The Language Of Lullabies: KU Professor Develops Music Therapy For Preemies
If the idea of music therapy brings to mind 1960s-era folk singers warbling to bemused patients, you haven’t seen Deanna Hanson-Abromeit at work.
At Operation Breakthrough in Kansas City, the University of Kansas assistant professor sings a good morning song to Daren, a curious, if slightly cautious, infant.
The tune is a simple one, and the singer bubbles over with enthusiasm, but her musical interventions are more of a conversation than a performance.
But it's also research. Hanson-Abromeit is leading an international effort to create a protocol for using music therapy to help premature infants survive and thrive.
In her session with Daren, she engages completely with his every movement, playing to her one-person audience in a way that might put Al Green to shame.
She watches his eyes and head while making constant changes to the music’s volume and tempo, trying to engage the baby’s attention.
Before the end of the second verse, Daren breaks into a big smile.
Struggling for respect
When Hanson-Abromeit first started studying music therapy in the early 1990s, she got a warning from her college adviser: have a back-up plan.

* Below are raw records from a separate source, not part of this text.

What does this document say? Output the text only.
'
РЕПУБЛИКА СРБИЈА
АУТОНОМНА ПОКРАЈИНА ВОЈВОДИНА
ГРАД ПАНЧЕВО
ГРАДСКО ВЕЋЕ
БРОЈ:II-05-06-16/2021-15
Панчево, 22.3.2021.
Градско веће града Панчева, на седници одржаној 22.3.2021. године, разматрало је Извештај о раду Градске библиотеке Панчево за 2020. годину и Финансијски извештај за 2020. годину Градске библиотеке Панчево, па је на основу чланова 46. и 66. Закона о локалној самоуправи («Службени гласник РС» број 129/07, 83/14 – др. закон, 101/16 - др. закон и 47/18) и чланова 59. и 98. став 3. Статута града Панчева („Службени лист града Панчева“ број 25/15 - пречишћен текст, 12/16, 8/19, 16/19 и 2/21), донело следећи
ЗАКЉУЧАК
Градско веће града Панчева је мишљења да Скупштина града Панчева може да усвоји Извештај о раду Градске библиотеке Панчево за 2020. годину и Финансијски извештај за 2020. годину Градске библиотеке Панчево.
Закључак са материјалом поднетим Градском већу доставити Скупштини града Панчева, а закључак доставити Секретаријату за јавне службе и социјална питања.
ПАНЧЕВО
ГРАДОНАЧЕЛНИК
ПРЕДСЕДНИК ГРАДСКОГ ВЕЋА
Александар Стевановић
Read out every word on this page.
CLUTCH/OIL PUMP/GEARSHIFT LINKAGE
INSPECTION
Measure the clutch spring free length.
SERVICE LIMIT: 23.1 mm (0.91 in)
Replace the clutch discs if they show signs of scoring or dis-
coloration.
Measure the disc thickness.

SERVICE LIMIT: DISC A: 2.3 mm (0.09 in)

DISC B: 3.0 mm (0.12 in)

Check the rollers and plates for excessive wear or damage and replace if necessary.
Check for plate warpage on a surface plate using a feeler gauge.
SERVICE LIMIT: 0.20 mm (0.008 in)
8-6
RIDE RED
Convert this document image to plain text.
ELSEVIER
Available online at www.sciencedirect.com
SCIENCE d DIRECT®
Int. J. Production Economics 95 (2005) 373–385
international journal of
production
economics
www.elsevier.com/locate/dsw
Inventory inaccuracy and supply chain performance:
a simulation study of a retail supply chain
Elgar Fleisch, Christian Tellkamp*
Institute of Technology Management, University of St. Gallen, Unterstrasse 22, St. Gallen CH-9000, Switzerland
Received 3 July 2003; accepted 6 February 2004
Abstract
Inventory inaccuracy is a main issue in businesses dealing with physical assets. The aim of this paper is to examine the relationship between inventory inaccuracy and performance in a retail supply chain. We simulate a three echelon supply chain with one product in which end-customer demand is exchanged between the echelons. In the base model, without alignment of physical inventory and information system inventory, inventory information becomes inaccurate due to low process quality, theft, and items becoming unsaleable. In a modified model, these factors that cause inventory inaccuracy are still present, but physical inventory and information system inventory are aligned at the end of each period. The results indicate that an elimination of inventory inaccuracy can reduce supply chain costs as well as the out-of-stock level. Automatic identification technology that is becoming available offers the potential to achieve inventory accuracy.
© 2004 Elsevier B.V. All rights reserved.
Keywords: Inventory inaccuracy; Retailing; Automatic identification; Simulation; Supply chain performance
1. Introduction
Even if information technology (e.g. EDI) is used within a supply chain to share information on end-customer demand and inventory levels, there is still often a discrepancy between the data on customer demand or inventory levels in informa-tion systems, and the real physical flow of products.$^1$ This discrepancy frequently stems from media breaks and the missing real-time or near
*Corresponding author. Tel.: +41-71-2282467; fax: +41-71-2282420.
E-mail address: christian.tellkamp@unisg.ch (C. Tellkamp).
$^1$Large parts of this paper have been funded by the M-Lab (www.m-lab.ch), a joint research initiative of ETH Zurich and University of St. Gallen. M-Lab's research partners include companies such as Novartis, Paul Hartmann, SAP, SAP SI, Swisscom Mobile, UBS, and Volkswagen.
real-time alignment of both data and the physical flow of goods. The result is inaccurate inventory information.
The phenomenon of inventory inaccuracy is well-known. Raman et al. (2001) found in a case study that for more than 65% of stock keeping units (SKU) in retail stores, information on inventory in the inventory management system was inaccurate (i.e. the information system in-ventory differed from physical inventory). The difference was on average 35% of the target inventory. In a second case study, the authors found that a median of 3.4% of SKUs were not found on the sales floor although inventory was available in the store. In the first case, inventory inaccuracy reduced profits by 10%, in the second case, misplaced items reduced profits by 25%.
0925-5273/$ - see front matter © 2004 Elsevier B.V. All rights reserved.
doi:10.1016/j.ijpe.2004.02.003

At the time, music therapy was struggling for respect, and many therapists ended up working as music teachers.
But the field has changed dramatically in the past few years, and now the KU academic is considered one of the leading researchers working with premature babies.
“When we’re born a full-term infant, we can see, but our vision is protected is a way that we don’t take on too much stimuli for our systems to organize,” Hanson-Abromeit says. “And when a baby is born prematurely, those systems haven’t yet fully developed.”
She explains that premature infants are overwhelmed with information: noise, light, new people. A neonatal intensive care unit can be especially chaotic, and the babies’ brains aren’t developed enough to handle it all. The stress puts their nervous system into fight-or-flight mode, which robs them of the energy and focus their brains and nervous systems need to help them grow.
But if music has charms to soothe a savage breast, it can also soothe a newborn’s nervous system.
“We’re really trying to help them at a very basic neurological level organize at staying calm,” Hanson-Abromeit says.
Pre-recorded music won’t do the trick. The educational value of Baby Einstein DVDs have largely been debunked. Helping infants’ brains develop requires something more subtle: the kind of attentive interaction practiced by therapists like Hanson-Abromeit.
“We can change those characteristics of the music to be less complex,” she says. “And then build that up gradually for more complexity as the baby’s neurological processes can handle that, or we help them start to develop those things.”
Among Hanson-Abromeit’s admirers is Dr. Joanne Loewy, director of the Louis Armstrong Department of Music Therapy, part of Mount Sinai Beth Israel Hospital in New York.
“She’s a big brain in music therapy in many areas,” Loewy says.
An article published in the journal Pediatrics last year described a study by Loewy and colleagues that was one of the field’s big breakthroughs. Involving 11 hospitals and nearly 300 premature infants, it made clear the impact musical therapy could have.
“We were able to show that we could render other heart rates, different sleep patterns, improve caloric intake and sucking behavior, and that parent-preferred lullabies could decrease stress,” Loewy says.
For her part, Hanson-Abromeit has been striving to improve scientific understanding of music therapy.
Last year, she joined with researchers in the United Kingdom and Australia to form Music and Neuro-developmentally At-Risk Infant, or MANDARI, to explore how music therapy affects the brain. The group held its first international conference this summer.
Formalizing the method
Hanson-Abromeit say the next step is to establish a formalized method for music interventions with premature infants. Through her own clinical work and other research, she’s codifying how a therapist should respond when an infant looks away, for example, or shows an increased heart rate.
“Having some parameters in how we use the music and how, if we use the music this way, we should expect to get this outcome. So, taking a little of the mystery out of what we’re doing and why we’re doing it,” Hanson-Abromeit says.
Though Hanson-Abromeit’s field has made great strides with the help of neuroscience, she believes there’s still a lot to learn from the basics of music therapy: working with the newborns themselves to make a musical connection.
And as music therapy continues to gain professional respect, Hanson-Abromeit hopes her work will help take music intervention beyond the exclusive realm of the professional therapist.
“As we learn more about how and why music works with premature infants,” she says, “it’s going to be really important to help parents learn how to read those cues and adapt the music to help manage the symptoms that their babies are experiencing, whether it’s pain or agitation or discomfort, so that then they can also build really nice memories and experiences with their infant and create attachment and bonding through positive experiences.”